I remember reading a book on technical writing which said you should read every report aloud to make sure the text flows, and makes sense. A comma is where you pause, (or have a side comment), and a full stop is where you finish the thought, and take a breath. If you cannot express the sentence in one breath – the sentence is too long and you should rewrite it.
If you have to read a sentence twice or more, consider rewriting it. Also remember the people reading your document may not have English as their first language. “Foreign words” take more brain power and the reader may not be entirely familiar with the word or the context used. I recently heard a conversation
- “is it right to turn left here?”,
- “no, right”
which maybe valid English, but it takes a moment to understand it.
Another advantage of reading it aloud is it it helps you to spot duplicated words or missing. (There was a double whoops in that sentence.)
I was reading a description in a technical report which took me several minutes to understand it. It used terms(defining some of them inline <and also had nested comments about the terms >), then using terms like “this” (when “this” could be one of several objects) (I kept thinking which this?, that this, or this this), and so I copied the text into an editor so I could break it into phrases (logical groups of thoughts) and work out what was important. See – it is hard work to understand some sentences.
I am a great believer that reading should be linear, you should not have to keep going back to reread text. I also think that people need signposts to help them through the text, along the lines of the old
adage saying for a good presentation “tell them what you are going to tell them, tell them, tell them what you have told them”. Instead of one long rambling paragraph it might be clearer to say
There are three areas we need to consider, area1, area2, area3
I have noticed also noticed that people often read the first sentence, and ignore the second part, this is where good signposting can help.
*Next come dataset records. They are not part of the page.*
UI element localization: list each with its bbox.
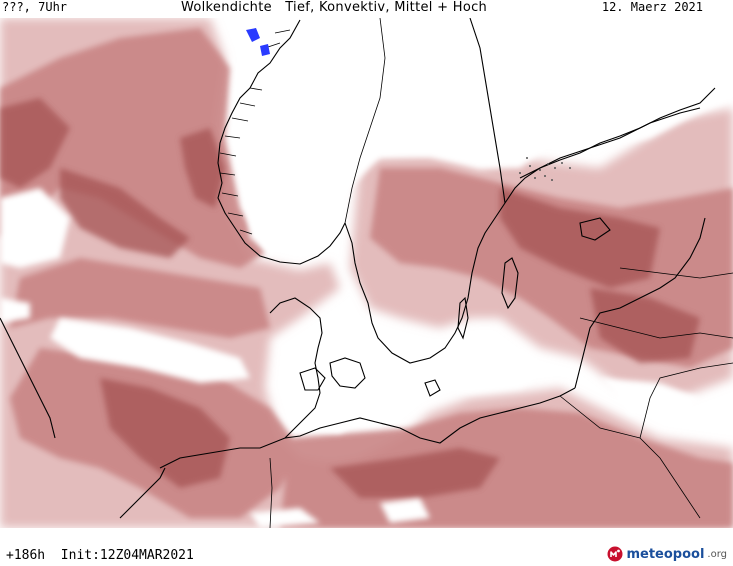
bornholm (424, 379, 441, 397)
brand-name: meteopool (626, 546, 705, 562)
danish-islands (329, 357, 366, 389)
finland-coast (519, 107, 701, 179)
meteopool-logo-icon (607, 546, 623, 562)
gulf-of-bothnia (469, 18, 506, 204)
uk-east-coast (0, 317, 56, 439)
map-header: ???, 7Uhr Wolkendichte Tief, Konvektiv, … (0, 0, 733, 18)
baltic-states-coast (574, 217, 706, 389)
netherlands-coast (119, 467, 166, 519)
saaremaa (579, 217, 611, 241)
norway-coast (217, 19, 346, 265)
archipelago-detail (519, 157, 571, 181)
valid-day-label: ???, 7Uhr (2, 0, 68, 14)
map-footer: +186h Init:12Z04MAR2021 meteopool .org (0, 528, 733, 566)
precip-markers (246, 28, 270, 56)
cloud-cover-map (0, 18, 733, 528)
country-borders (269, 18, 733, 528)
gotland (501, 257, 519, 310)
clear-sky-areas (0, 188, 700, 528)
scandinavia-clear (245, 18, 733, 253)
valid-date-label: 12. Maerz 2021 (601, 0, 703, 14)
map-canvas (0, 18, 733, 528)
denmark-jutland (269, 297, 323, 439)
coastlines (0, 18, 716, 519)
meteopool-logo-link[interactable]: meteopool .org (607, 546, 727, 562)
oland (457, 296, 469, 340)
sweden-west-coast (344, 87, 716, 364)
fjord-detail (219, 29, 291, 235)
germany-coast (159, 387, 576, 469)
cloud-layer-dark (0, 98, 700, 498)
brand-tld: .org (707, 548, 727, 560)
forecast-init-label: +186h Init:12Z04MAR2021 (6, 548, 194, 563)
map-title: Wolkendichte Tief, Konvektiv, Mittel + H… (181, 0, 488, 15)
danish-island-2 (299, 367, 326, 391)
This applies to emails and conversations. My wife said to me “We’ll need some of the nice bread with seeds on it, and some rolls, from the bakers, but the bakers isn’t open yet’. So off I went to the bakers to find it closed. I was busy parsing the first part of the sentence, and missed the second part.
I found with some people that if you have two questions send them as two emails not one. They read the first question, reply to it, and do not read the rest of the email.